On April 6, 2020, Governor Henry McMaster announced he was issuing a statewide order people to limit their movements outside their home in an effort to fight to spread of COVID-19. The order stipulates South Carolinians must remain at home unless they are participating in "Essential Business" or "Essential Activities", including:

  • Obtaining supplies essential to either the household or to working from home
  • Seeking medical care
  • Travelling to care for or visit a family member
  • Attending religious services
  • Travelling for court proceedings or other legal obligations
  • Participating in outdoor recreation
  • Caring for pets

People who work for "Critical Infrastructure Operations," a list of which can be found here, also are exempt from the order's call to stay home because of the importance and nature of their jobs.

On March 17, 2020, Governor Henry McMaster ordered all restaurants, bars, and cafeterias statewide to stop all dine-in activity beginning Wednesday, March 18, 2020. Eateries should continue to provide delivery and take-out options. 

  •  He also prohibited organized events of more than 50 persons in a state, county, city, or other publicly-owned facility to reduce the spread of coronavirus. Essential government functions will continue. 

On March 15, 2020, Governor Henry McMaster ordered all schools in the state of South Carolina to be closed until March 31, 2020. Grab-n-Go meal sites are up and running across the state so that children do not go hungry.  Visit http://ed.sc.gov/covid19 for sites and hours open. 

On March 13, 2020, the President issued a Proclamation on Declaring a National Emergency Concerning the Novel Coronavirus Disease Outbreak, and Governor McMaster declared a state of emergency in South Carolina.

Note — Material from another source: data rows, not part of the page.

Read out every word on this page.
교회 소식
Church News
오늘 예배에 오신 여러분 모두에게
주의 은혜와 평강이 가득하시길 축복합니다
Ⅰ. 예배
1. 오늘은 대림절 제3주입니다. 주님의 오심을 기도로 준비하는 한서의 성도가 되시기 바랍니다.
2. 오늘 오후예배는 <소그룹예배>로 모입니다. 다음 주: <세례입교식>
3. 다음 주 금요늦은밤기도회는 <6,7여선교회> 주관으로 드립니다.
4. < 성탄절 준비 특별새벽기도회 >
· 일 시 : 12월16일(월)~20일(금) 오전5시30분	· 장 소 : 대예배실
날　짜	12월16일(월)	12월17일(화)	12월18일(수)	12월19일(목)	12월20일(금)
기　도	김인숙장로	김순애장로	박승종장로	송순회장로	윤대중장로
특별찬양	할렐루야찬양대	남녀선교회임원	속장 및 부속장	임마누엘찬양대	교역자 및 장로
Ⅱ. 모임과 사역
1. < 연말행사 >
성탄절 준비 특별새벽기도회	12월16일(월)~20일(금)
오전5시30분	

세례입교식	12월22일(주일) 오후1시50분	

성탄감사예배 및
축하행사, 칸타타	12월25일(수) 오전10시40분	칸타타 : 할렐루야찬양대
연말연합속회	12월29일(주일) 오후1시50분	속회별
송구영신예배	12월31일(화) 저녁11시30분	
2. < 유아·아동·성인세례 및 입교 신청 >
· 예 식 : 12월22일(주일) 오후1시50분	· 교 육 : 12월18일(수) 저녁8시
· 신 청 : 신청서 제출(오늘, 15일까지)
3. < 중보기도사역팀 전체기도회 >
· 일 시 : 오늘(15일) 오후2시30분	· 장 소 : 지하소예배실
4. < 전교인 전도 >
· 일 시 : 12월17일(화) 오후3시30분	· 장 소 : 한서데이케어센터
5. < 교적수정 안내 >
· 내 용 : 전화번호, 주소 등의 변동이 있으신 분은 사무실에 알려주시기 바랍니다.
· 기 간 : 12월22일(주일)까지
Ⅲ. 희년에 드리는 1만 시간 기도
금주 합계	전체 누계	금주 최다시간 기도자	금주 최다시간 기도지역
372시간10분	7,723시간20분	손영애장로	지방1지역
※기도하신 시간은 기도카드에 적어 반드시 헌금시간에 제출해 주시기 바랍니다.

To keep updated on South Carolina closures and declarations, please visit" https://scdhec.gov/infectious-diseases/viruses/coronavirus-disease-2019-covid-19

Here are some preventative actions the CDC recommends to help prevent the spread of respiratory diseases like the coronavirus: 

  • Avoid close contact with people who are sick.
  • Avoid touching your eyes, nose, and mouth.
  • Stay home when you are sick.
  • Cover your cough or sneeze with a tissue, then throw the tissue in the trash.
  • Clean and disinfect frequently touched objects and surfaces using a regular household cleaning spray or wipe.
  • Follow CDC’s recommendations for using a facemask.
    • CDC does not recommend that people who are well wear a facemask to protect themselves from respiratory diseases, including coronavirus.
    • Face masks should be used by people who show symptoms of the coronavirus to help prevent the spread of the disease to  others. The use of facemasks is also crucial for health workers and people who are taking care of someone in close settings (at home or in a health care facility).
  • Wash your hands often with soap and water for at least 20 seconds, especially after going to the bathroom; before eating; and after blowing your nose, coughing, or sneezing.
    • If soap and water are not readily available, use an alcohol-based hand sanitizer with at least 60% alcohol. Always wash hands with soap and water if hands are visibly dirty.